Vilar, who once was in the Forbes 400 as one of the richest Americans, has not been able to raise bond money and remains in jail.
Some of what has been pledged to help has come from Edwards resident Peter Berg, who has handled real estate transactions for Vilar. Berg could not be reached for comment Monday afternoon.
Other funds have been pledged by friends and an unnamed fund manager.
The philanthropic Vilar, 64, contributed $9 million to Vail Valley arts organizations and an estimated $250 million to similar causes globally. He’s being held at the Metropolitan Correctional Center in New York.
Vilar was arrested along with Gary Tanaka, a partner in San Francisco-based Amerindo Investments Advisors. The Securities and Exchange Commission, which governs investment activities, has requested a monitor be appointed to operate the pair’s investment company.
Once listed as the 327th richest American on the Forbes 400, with a net worth of just under $1 billion, Vilar apparently has fallen on hard times. Wire service reports indicate Vilar is pledging $4 million in stock, cash and artwork. Four associates are co-signing the bond and will be responsible for paying the court the remaining $6 million if he flees.

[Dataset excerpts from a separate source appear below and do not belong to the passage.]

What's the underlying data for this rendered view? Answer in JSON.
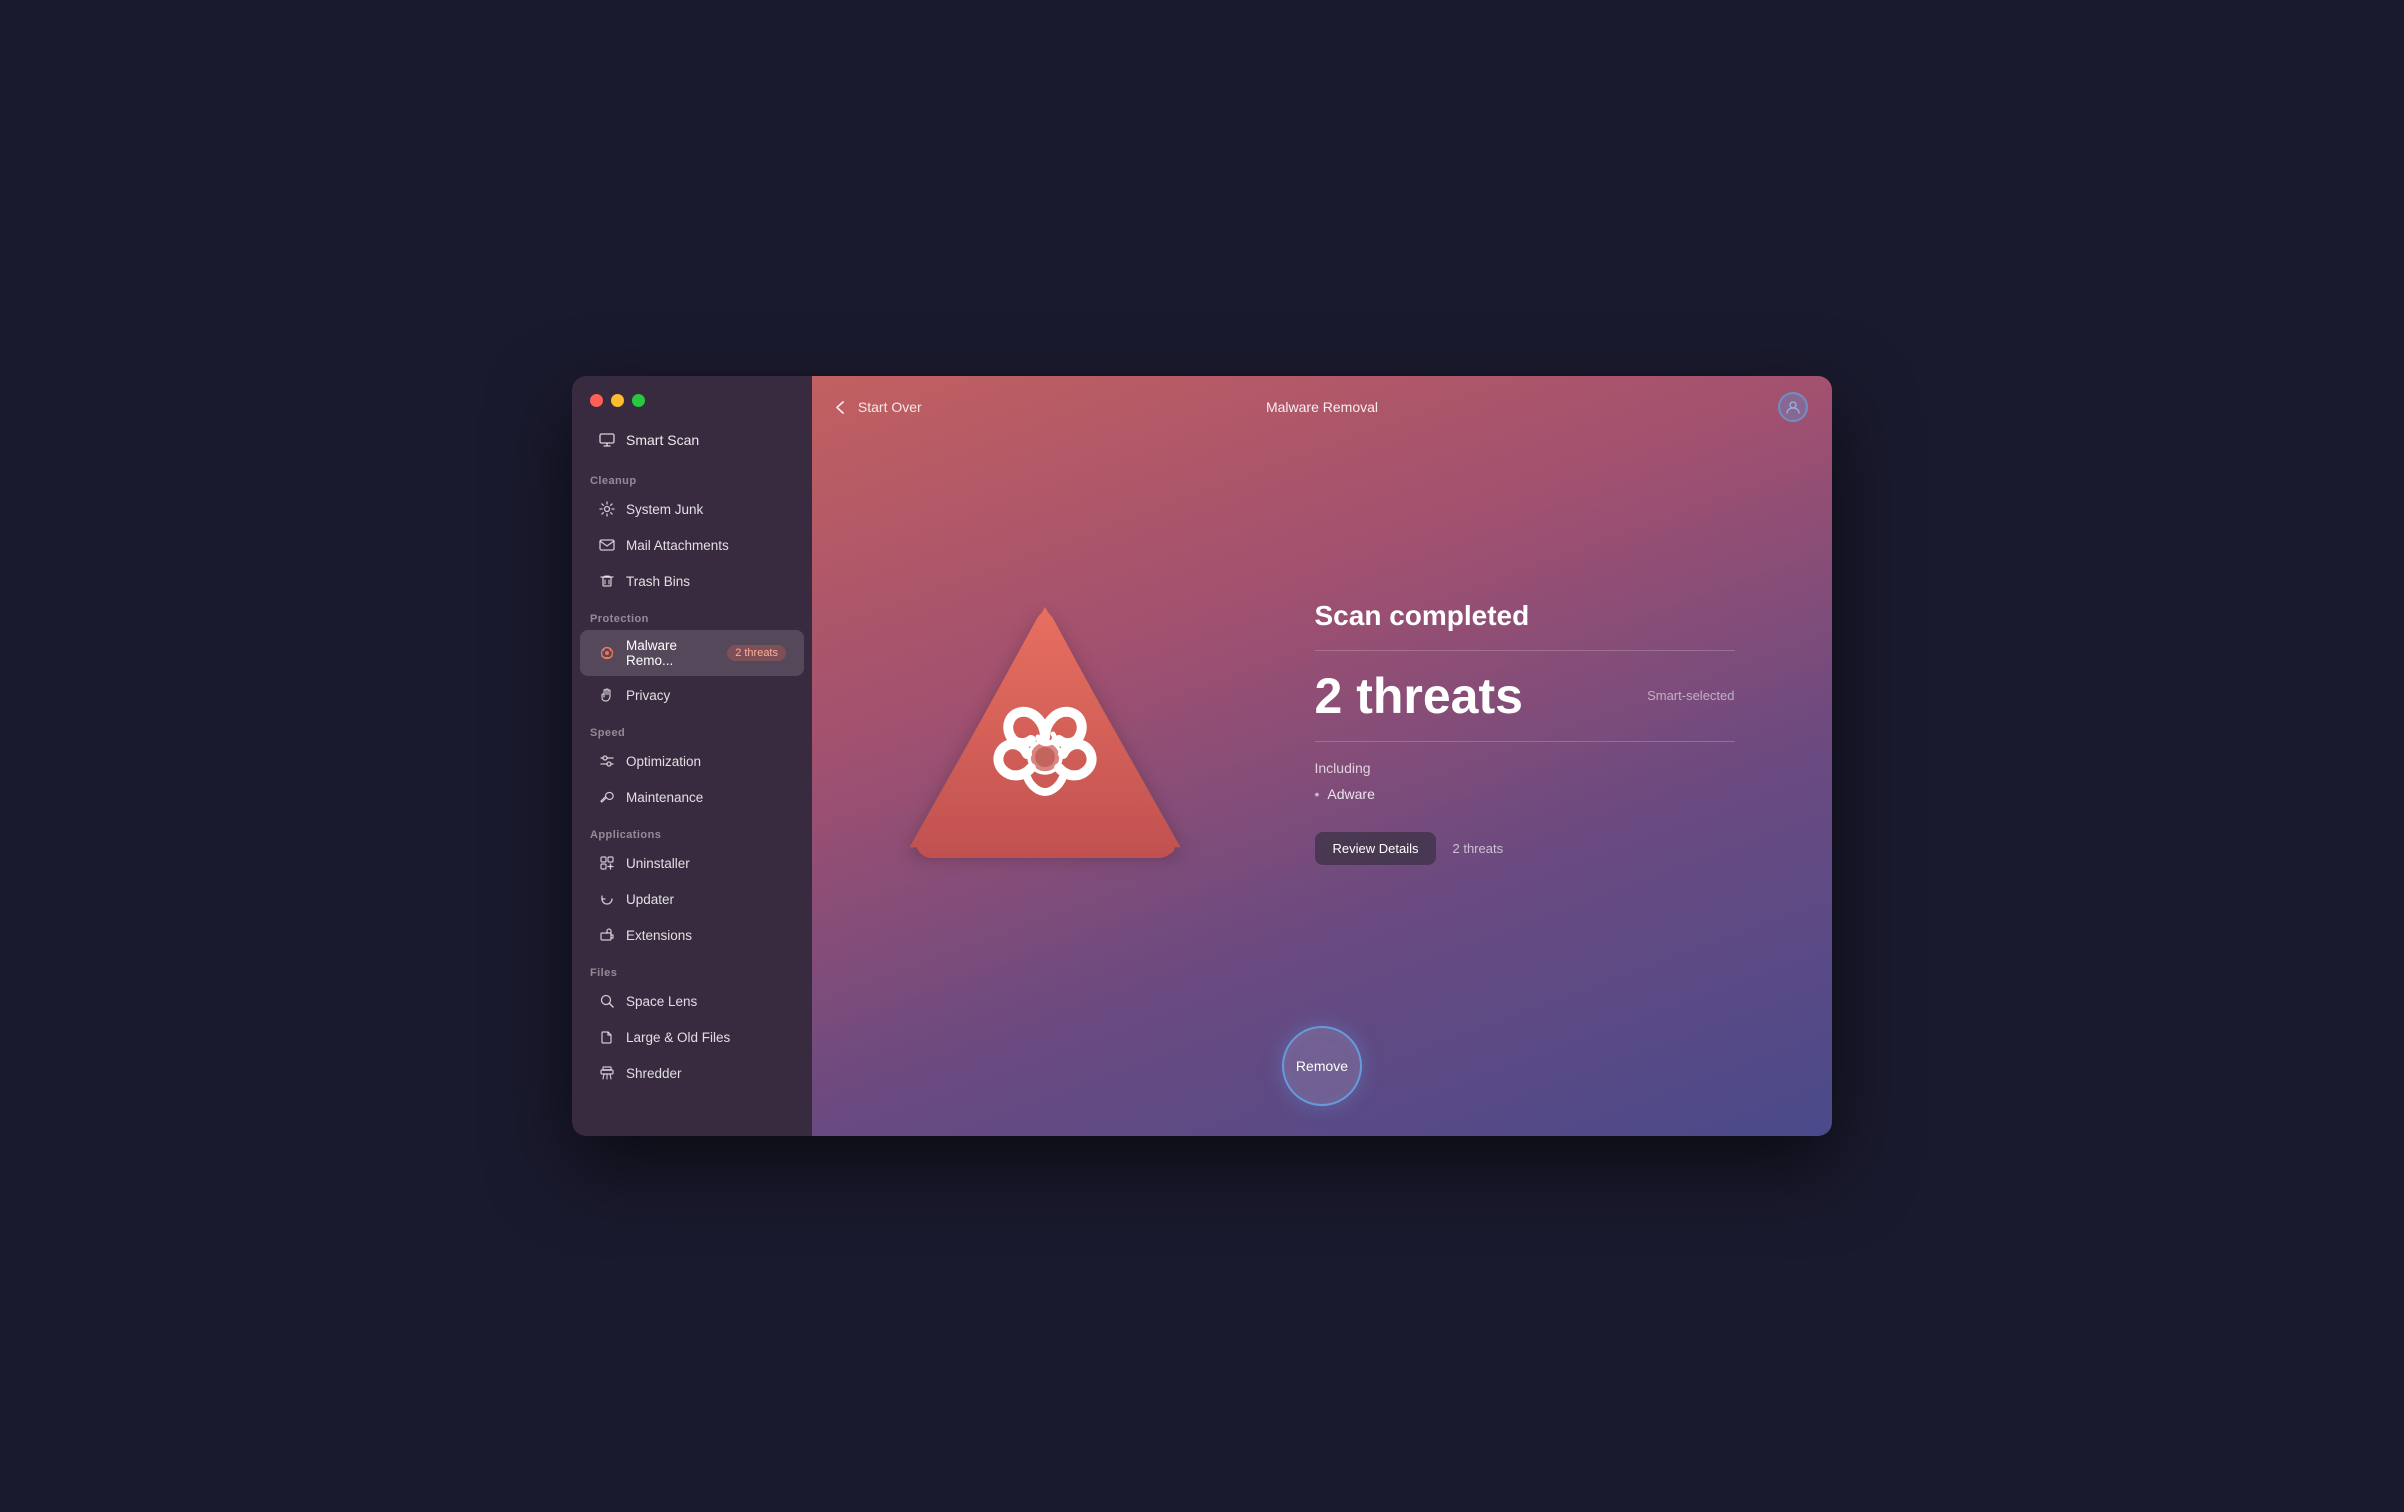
{
  "window": {
    "title": "Malware Removal"
  },
  "traffic_lights": {
    "red": "close",
    "yellow": "minimize",
    "green": "maximize"
  },
  "header": {
    "back_label": "Start Over",
    "title": "Malware Removal"
  },
  "sidebar": {
    "top_item": {
      "label": "Smart Scan",
      "icon": "monitor-icon"
    },
    "sections": [
      {
        "label": "Cleanup",
        "items": [
          {
            "id": "system-junk",
            "label": "System Junk",
            "icon": "gear-icon"
          },
          {
            "id": "mail-attachments",
            "label": "Mail Attachments",
            "icon": "mail-icon"
          },
          {
            "id": "trash-bins",
            "label": "Trash Bins",
            "icon": "trash-icon"
          }
        ]
      },
      {
        "label": "Protection",
        "items": [
          {
            "id": "malware-removal",
            "label": "Malware Remo...",
            "icon": "biohazard-icon",
            "active": true,
            "badge": "2 threats"
          },
          {
            "id": "privacy",
            "label": "Privacy",
            "icon": "hand-icon"
          }
        ]
      },
      {
        "label": "Speed",
        "items": [
          {
            "id": "optimization",
            "label": "Optimization",
            "icon": "sliders-icon"
          },
          {
            "id": "maintenance",
            "label": "Maintenance",
            "icon": "wrench-icon"
          }
        ]
      },
      {
        "label": "Applications",
        "items": [
          {
            "id": "uninstaller",
            "label": "Uninstaller",
            "icon": "uninstaller-icon"
          },
          {
            "id": "updater",
            "label": "Updater",
            "icon": "updater-icon"
          },
          {
            "id": "extensions",
            "label": "Extensions",
            "icon": "extensions-icon"
          }
        ]
      },
      {
        "label": "Files",
        "items": [
          {
            "id": "space-lens",
            "label": "Space Lens",
            "icon": "lens-icon"
          },
          {
            "id": "large-old-files",
            "label": "Large & Old Files",
            "icon": "files-icon"
          },
          {
            "id": "shredder",
            "label": "Shredder",
            "icon": "shredder-icon"
          }
        ]
      }
    ]
  },
  "main": {
    "scan_completed_label": "Scan completed",
    "threats_count": "2 threats",
    "threats_number": "2",
    "threats_label": "threats",
    "smart_selected_label": "Smart-selected",
    "including_label": "Including",
    "threat_items": [
      "Adware"
    ],
    "review_button_label": "Review Details",
    "review_threats_label": "2 threats",
    "remove_button_label": "Remove"
  }
}
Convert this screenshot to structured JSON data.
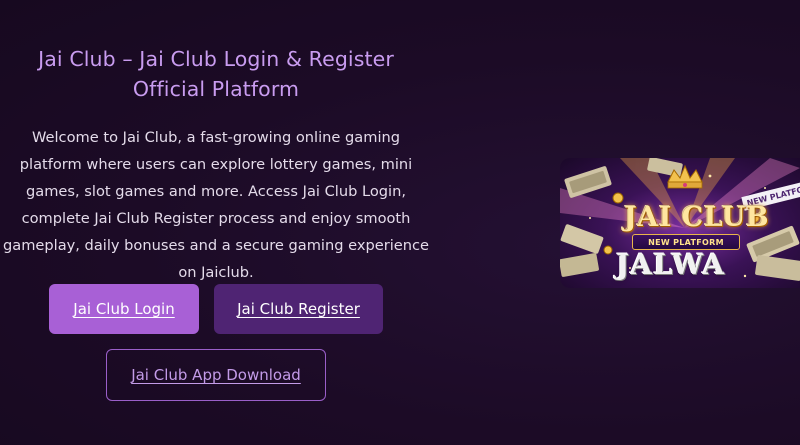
{
  "hero": {
    "title": "Jai Club – Jai Club Login & Register Official Platform",
    "description": "Welcome to Jai Club, a fast-growing online gaming platform where users can explore lottery games, mini games, slot games and more. Access Jai Club Login, complete Jai Club Register process and enjoy smooth gameplay, daily bonuses and a secure gaming experience on Jaiclub."
  },
  "buttons": {
    "login_label": "Jai Club Login",
    "register_label": "Jai Club Register",
    "download_label": "Jai Club App Download"
  },
  "banner": {
    "brand": "JAI CLUB",
    "sub": "NEW PLATFORM",
    "word": "JALWA",
    "ribbon": "NEW PLATFORM"
  },
  "colors": {
    "background": "#1c0b26",
    "title": "#c99cf0",
    "login_button": "#a860d6",
    "register_button": "#4f2473",
    "download_border": "#9a5fc9"
  }
}
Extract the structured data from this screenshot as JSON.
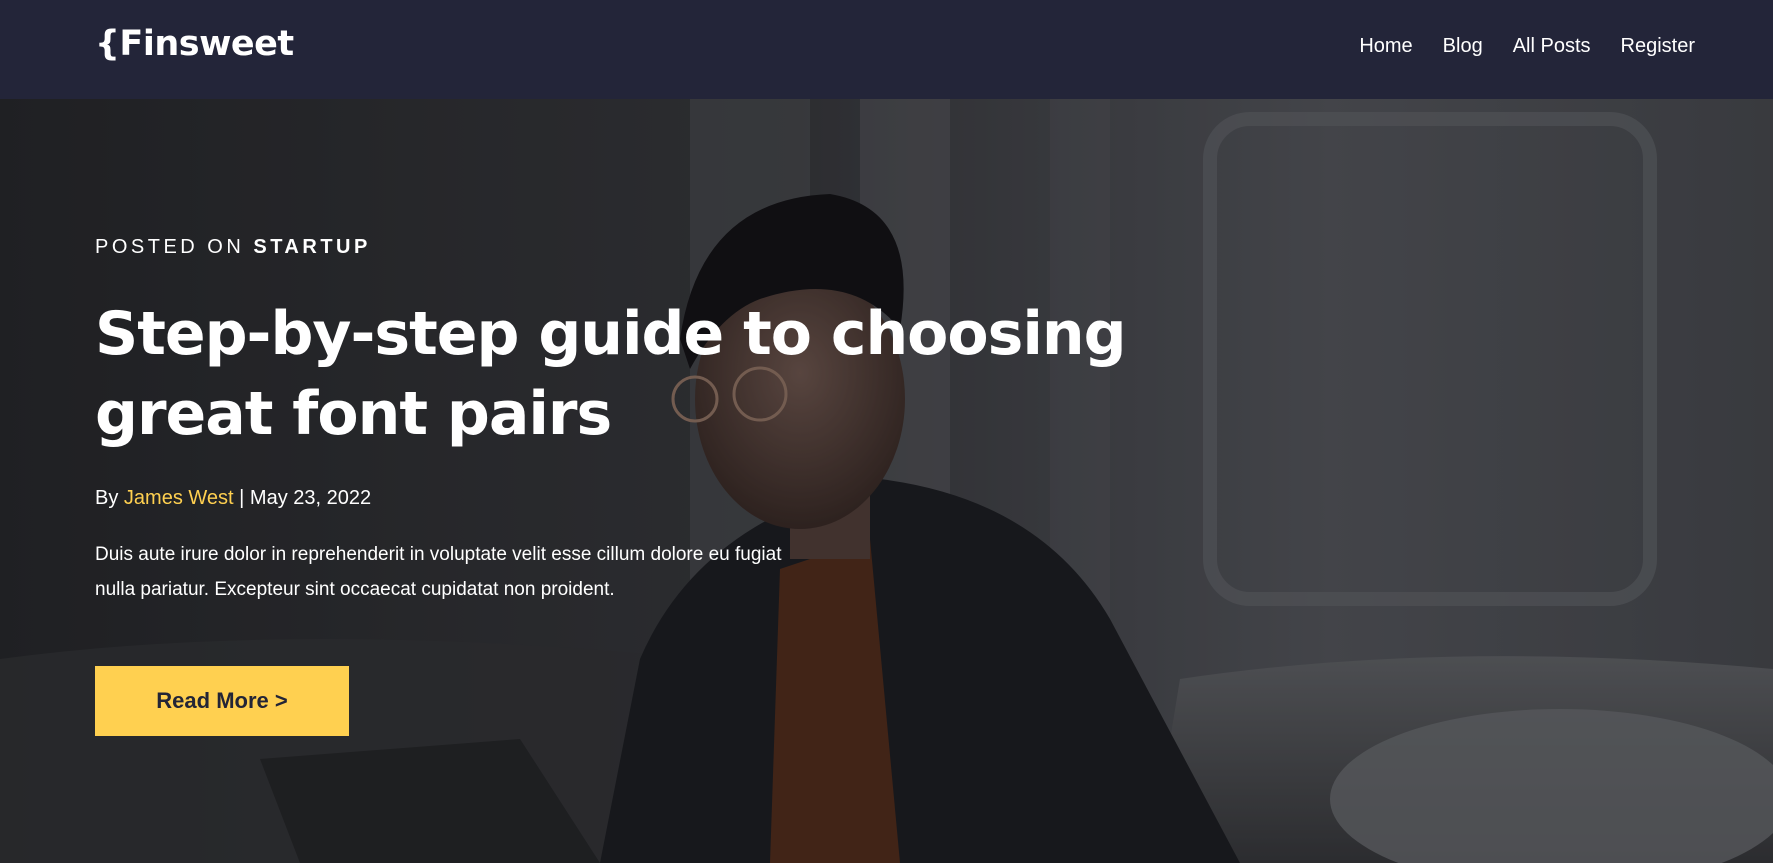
{
  "brand": {
    "logo_text": "{Finsweet"
  },
  "nav": {
    "items": [
      {
        "label": "Home"
      },
      {
        "label": "Blog"
      },
      {
        "label": "All Posts"
      },
      {
        "label": "Register"
      }
    ]
  },
  "hero": {
    "posted_prefix": "POSTED ON",
    "category": "STARTUP",
    "title": "Step-by-step guide to choosing great font pairs",
    "byline_prefix": "By",
    "author": "James West",
    "separator": "|",
    "date": "May 23, 2022",
    "excerpt": "Duis aute irure dolor in reprehenderit in voluptate velit esse cillum dolore eu fugiat nulla pariatur. Excepteur sint occaecat cupidatat non proident.",
    "cta_label": "Read More >"
  },
  "colors": {
    "navbar_bg": "#232539",
    "accent": "#ffd050",
    "text": "#ffffff"
  }
}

Vilar’s problems started when the tech industry bubble burst in 2000 and reduced the value of his company’s investment portfolio by 80 percent.
In the Vail Valley, three banks foreclosed on two properties he owned in Beaver Creek and one in Edwards. Vilar subsequently cleared those foreclosures, and sold the property. He penned an angry letter to the banks decrying that treatment.
“I don’t think I am just another mortagee of your bank,” he wrote. “My generosity to the Vail Valley is unmatched, which has helped your bank and which makes it unfortunate that I have not been given the benefit of the doubt.”
Vilar paid $2 million of a $3.5 million pledge to the Vail Valley Foundation to help fund a $10 million remodel the Gerald R. Ford Amphitheater in Vail. The Foundation borrowed the money and finished the project.
Vilar’s name, now prominently displayed next to Ford’s, may be moved to a less conspicuous place on the structure, foundation officials said.
The plaintiff in the charges, according to the New York Times, is Lily Cates, the 67-year-old widow of Marshall Naify, who made a fortune from California movie theaters. Her daughter is actress Phoebe Cates.
If Vilar is able to pay the bond, he will have to surrender his passport, remain under strict supervision with electronic monitoring and travel restrictions. If he does not post bond prosecutors will have to indict him by Friday.
A U.S. attorney said Vilar, if convicted, could face up to 10 years in prison.